Abstract:
My work is intended to give an overview of China’s labor landscape and its evolution along the last four decades.
I am going to describe the various phases through which China’s labor realm has evolved. From Mao’s socialist planned economy and the “iron rice bowl”; to Deng Xiaoping’s push for the liberalization of economy and the adoption of an “open-door policy”; to the current problems related to labor, which has become flexible and commodified, and workers’ reaction to them. Due to these issues, episodes of public turmoil became more and more frequent, so the government took action to reform the legal system and created a dispute resolution process divided in mediation, arbitration and litigation. However, in the last twenty years authorities promoted “grand mediation” as the pivotal means to resolve disputes.

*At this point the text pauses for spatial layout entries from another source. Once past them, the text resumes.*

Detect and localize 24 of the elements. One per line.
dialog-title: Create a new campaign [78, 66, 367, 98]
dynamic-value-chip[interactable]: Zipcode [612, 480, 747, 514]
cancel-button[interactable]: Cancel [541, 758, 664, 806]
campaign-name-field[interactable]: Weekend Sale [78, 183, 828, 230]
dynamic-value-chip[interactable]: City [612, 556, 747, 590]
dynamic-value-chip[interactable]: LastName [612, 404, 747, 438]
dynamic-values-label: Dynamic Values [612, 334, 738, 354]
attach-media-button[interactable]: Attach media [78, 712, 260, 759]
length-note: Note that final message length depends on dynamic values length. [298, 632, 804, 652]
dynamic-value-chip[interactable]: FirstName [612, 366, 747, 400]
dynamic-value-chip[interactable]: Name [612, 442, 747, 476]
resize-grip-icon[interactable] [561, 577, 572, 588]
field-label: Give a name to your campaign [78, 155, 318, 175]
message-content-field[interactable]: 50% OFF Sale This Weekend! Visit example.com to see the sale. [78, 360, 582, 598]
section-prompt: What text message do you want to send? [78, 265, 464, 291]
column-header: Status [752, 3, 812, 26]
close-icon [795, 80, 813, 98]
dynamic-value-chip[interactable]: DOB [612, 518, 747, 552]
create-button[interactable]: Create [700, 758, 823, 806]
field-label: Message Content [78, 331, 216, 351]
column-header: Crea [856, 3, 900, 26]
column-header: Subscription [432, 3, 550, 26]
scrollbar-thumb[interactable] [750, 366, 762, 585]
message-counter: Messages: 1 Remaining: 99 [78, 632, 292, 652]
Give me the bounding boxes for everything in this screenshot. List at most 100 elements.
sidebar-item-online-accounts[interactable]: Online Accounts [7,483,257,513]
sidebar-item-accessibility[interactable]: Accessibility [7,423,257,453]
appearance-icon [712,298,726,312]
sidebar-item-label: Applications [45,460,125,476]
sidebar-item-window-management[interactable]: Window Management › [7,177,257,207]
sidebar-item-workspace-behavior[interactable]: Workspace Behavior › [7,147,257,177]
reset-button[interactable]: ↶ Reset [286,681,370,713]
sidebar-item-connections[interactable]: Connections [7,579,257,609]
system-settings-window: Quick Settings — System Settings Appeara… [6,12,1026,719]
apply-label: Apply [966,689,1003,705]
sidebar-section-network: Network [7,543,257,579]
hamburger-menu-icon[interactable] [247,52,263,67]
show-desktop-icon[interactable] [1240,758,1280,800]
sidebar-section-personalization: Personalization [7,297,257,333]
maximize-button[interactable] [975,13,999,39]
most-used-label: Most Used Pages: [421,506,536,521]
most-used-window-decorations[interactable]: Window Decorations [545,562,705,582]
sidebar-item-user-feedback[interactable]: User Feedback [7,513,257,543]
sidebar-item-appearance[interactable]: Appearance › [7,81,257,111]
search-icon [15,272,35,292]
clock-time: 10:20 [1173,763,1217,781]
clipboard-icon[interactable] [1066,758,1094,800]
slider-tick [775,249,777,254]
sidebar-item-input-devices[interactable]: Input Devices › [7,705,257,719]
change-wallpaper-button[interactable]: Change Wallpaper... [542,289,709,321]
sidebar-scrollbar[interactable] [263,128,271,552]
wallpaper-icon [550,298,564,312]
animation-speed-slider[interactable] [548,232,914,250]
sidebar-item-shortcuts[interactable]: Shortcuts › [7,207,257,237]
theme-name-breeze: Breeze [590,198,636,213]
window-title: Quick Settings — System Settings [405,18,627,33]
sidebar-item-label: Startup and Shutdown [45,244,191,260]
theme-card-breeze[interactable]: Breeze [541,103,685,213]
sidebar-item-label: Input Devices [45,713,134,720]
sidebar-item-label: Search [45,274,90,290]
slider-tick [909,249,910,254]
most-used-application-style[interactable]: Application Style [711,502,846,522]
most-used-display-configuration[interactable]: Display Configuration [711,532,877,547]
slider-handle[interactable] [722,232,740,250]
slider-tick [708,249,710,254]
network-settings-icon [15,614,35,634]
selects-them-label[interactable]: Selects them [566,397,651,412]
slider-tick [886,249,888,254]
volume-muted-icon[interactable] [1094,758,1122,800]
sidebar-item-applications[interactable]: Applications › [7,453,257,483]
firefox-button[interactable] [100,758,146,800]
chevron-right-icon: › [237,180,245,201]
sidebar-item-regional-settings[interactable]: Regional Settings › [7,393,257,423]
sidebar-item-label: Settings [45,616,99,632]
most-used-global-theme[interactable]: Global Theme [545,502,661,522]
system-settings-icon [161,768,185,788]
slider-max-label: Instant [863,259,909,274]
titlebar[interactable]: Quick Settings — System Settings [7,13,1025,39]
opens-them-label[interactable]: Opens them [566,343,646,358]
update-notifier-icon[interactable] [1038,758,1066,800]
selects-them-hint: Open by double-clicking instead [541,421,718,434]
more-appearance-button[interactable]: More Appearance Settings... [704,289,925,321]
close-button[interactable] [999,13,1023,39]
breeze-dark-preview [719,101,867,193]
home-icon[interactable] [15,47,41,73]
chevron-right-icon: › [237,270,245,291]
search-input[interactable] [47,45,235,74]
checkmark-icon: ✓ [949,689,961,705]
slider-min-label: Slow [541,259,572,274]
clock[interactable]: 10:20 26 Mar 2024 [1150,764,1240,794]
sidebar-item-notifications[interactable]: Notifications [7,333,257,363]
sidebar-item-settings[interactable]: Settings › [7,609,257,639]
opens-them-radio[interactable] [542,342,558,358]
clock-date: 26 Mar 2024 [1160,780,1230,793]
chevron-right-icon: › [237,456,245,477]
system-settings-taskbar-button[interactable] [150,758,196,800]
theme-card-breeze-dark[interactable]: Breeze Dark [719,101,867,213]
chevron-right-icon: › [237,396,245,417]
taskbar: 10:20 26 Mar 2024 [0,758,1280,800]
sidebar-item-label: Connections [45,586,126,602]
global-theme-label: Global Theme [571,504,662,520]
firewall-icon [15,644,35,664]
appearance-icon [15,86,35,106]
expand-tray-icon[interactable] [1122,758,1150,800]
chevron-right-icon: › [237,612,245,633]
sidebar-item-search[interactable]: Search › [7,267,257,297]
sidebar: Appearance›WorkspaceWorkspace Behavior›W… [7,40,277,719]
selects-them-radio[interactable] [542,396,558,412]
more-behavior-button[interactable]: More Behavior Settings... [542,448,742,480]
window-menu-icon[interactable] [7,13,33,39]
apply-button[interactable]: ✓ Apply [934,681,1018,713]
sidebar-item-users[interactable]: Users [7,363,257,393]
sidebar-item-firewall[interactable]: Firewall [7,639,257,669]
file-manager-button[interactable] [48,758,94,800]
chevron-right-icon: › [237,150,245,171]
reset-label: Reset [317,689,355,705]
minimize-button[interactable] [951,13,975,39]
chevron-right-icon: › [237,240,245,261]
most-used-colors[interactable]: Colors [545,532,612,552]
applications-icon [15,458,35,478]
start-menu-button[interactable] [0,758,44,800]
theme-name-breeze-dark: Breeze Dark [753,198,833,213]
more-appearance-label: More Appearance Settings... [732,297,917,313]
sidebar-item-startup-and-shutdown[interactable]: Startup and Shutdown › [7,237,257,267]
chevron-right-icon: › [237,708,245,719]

When facing the legal system, workers can ask for the support of many actors, both official and unofficial. I will shortly describe the main legal aid providers, but my work focuses especially on official Trade Unions and unofficial NGOs. Trade Unions are China’s only formal actors which can defend worker rights. However, they are strongly tied to the Party-State, so their efficiency in protecting worker rights is quite low. NGOs, instead, are the actors which play the principal role in helping workers, especially when undertaking collective actions. Nonetheless, under Xi’s administration NGOs action has been fiercely hindered and now their future is uncertain.